Paradyne Networks, Inc.
- Formerly: Paradyne Corporation (1969-1989); AT&T Paradyne (1989-1996); Paradyne Networks, Inc. (1996-2005);
- Industry: Telecommunications
- Founded: 1969; 57 years ago
- Defunct: 2005
- Fate: Acquired by Zhone Technologies
- Headquarters: Largo, Florida
- Website: paradyne.com at the Wayback Machine (archived 2004-06-23)

= Paradyne =

US telecommunications company

Paradyne Networks, Inc. was a manufacturer of telecommunications hardware, based in Largo, Florida. The company formed in 1969 as Paradyne Corporation to supply computer communications systems and expanded steadily through the 1970s and 80s.

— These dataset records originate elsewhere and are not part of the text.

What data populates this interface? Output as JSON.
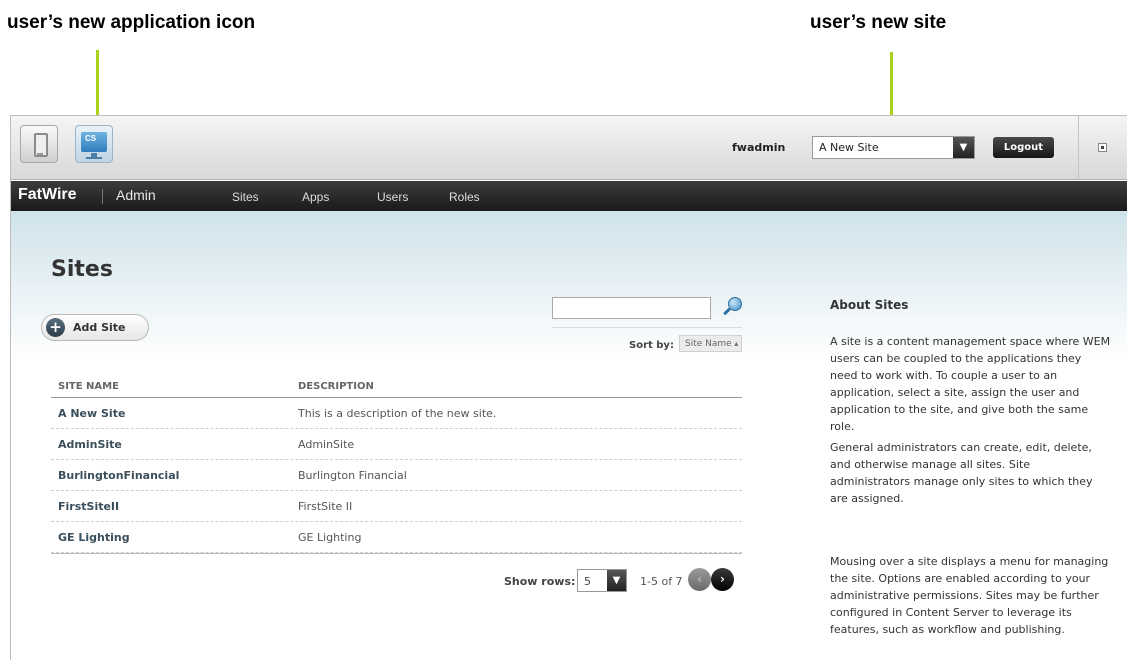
{
  "annotations": {
    "left": "user’s new application icon",
    "right": "user’s new site"
  },
  "topbar": {
    "username": "fwadmin",
    "site_select": "A New Site",
    "logout": "Logout",
    "cs_icon_text": "CS"
  },
  "nav": {
    "brand": "FatWire",
    "app": "Admin",
    "items": [
      "Sites",
      "Apps",
      "Users",
      "Roles"
    ]
  },
  "page": {
    "title": "Sites",
    "add_site": "Add Site",
    "search_placeholder": "",
    "sort_label": "Sort by:",
    "sort_value": "Site Name"
  },
  "table": {
    "headers": [
      "SITE NAME",
      "DESCRIPTION"
    ],
    "rows": [
      {
        "name": "A New Site",
        "description": "This is a description of the new site."
      },
      {
        "name": "AdminSite",
        "description": "AdminSite"
      },
      {
        "name": "BurlingtonFinancial",
        "description": "Burlington Financial"
      },
      {
        "name": "FirstSiteII",
        "description": "FirstSite II"
      },
      {
        "name": "GE Lighting",
        "description": "GE Lighting"
      }
    ]
  },
  "pagination": {
    "show_rows_label": "Show rows:",
    "rows_value": "5",
    "range": "1-5 of 7"
  },
  "about": {
    "title": "About Sites",
    "paragraphs": [
      "A site is a content management space where WEM users can be coupled to the applications they need to work with. To couple a user to an application, select a site, assign the user and application to the site, and give both the same role.",
      "General administrators can create, edit, delete, and otherwise manage all sites. Site administrators manage only sites to which they are assigned.",
      "Mousing over a site displays a menu for managing the site. Options are enabled according to your administrative permissions. Sites may be further configured in Content Server to leverage its features, such as workflow and publishing."
    ]
  },
  "colors": {
    "callout_line": "#a8d21c",
    "navbar": "#1a1a1a",
    "link_text": "#3a4e5c"
  }
}
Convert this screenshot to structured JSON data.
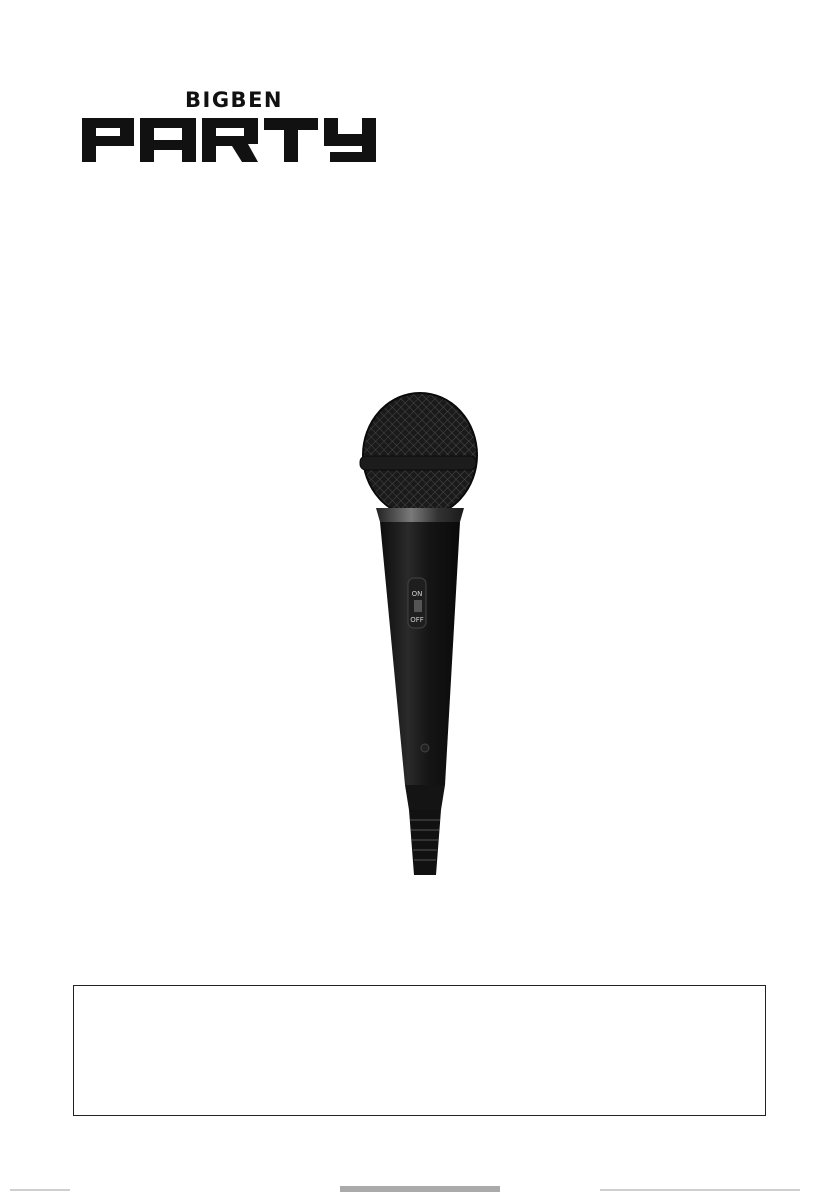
{
  "brand": {
    "top_text": "BIGBEN",
    "main_text": "PARTY",
    "color": "#111111"
  },
  "product": {
    "switch_on": "ON",
    "switch_off": "OFF",
    "body_color": "#151515"
  },
  "notice_box": {
    "text": ""
  }
}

During these period it operated in the high-end modem market and competed with Motorola Codex, Racal-Milgo, and divisions of AT&T and IBM.

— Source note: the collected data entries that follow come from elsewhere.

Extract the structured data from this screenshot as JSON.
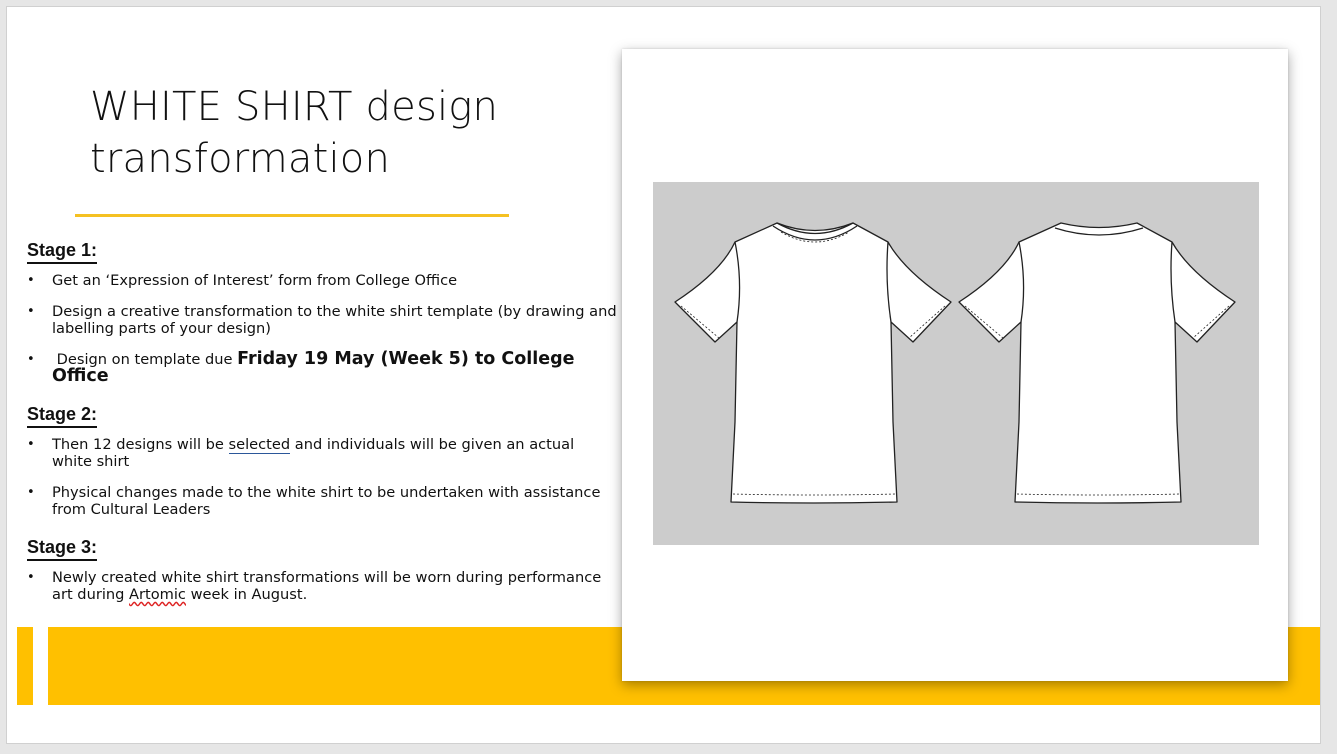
{
  "slide": {
    "title_line1": "WHITE SHIRT design",
    "title_line2": "transformation"
  },
  "stages": [
    {
      "heading": "Stage 1:",
      "items": [
        "Get an ‘Expression of Interest’ form from College Office",
        "Design a creative transformation to the white shirt template (by drawing and labelling parts of your design)"
      ],
      "due_prefix": " Design on template due ",
      "due_bold": "Friday 19 May (Week 5) to College Office"
    },
    {
      "heading": "Stage 2:",
      "item1_pre": "Then 12 designs will be ",
      "item1_link": "selected",
      "item1_post": " and individuals will be given an actual white shirt",
      "item2": "Physical changes made to the white shirt to be undertaken with assistance from Cultural Leaders"
    },
    {
      "heading": "Stage 3:",
      "item1_pre": "Newly created white shirt transformations will be worn during performance art during ",
      "item1_flag": "Artomic",
      "item1_post": " week in August."
    }
  ],
  "colors": {
    "accent": "#ffc000",
    "rule": "#f5c122",
    "image_bg": "#cccccc"
  },
  "image": {
    "icon": "tshirt-template-icon"
  }
}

As one of its first major purchases after the 1982 Breakup of the Bell System, AT&T purchased the company for $250 million in 1989 and renamed it to AT&T Paradyne. The company grew to become a major supplier in the digital subscriber line (DSL) industry as that expanded. When AT&T spun off Lucent in 1996, Paradyne moved to the new company. Lucent quickly sold Paradyne to Texas Pacific Group (TPG Capital) for $175 million where it became Paradyne Networks, Inc..

In 2004, Paradyne acquired Net to Net Technologies.

The company was acquired by Zhone Technologies in 2005 for US$183.6 million.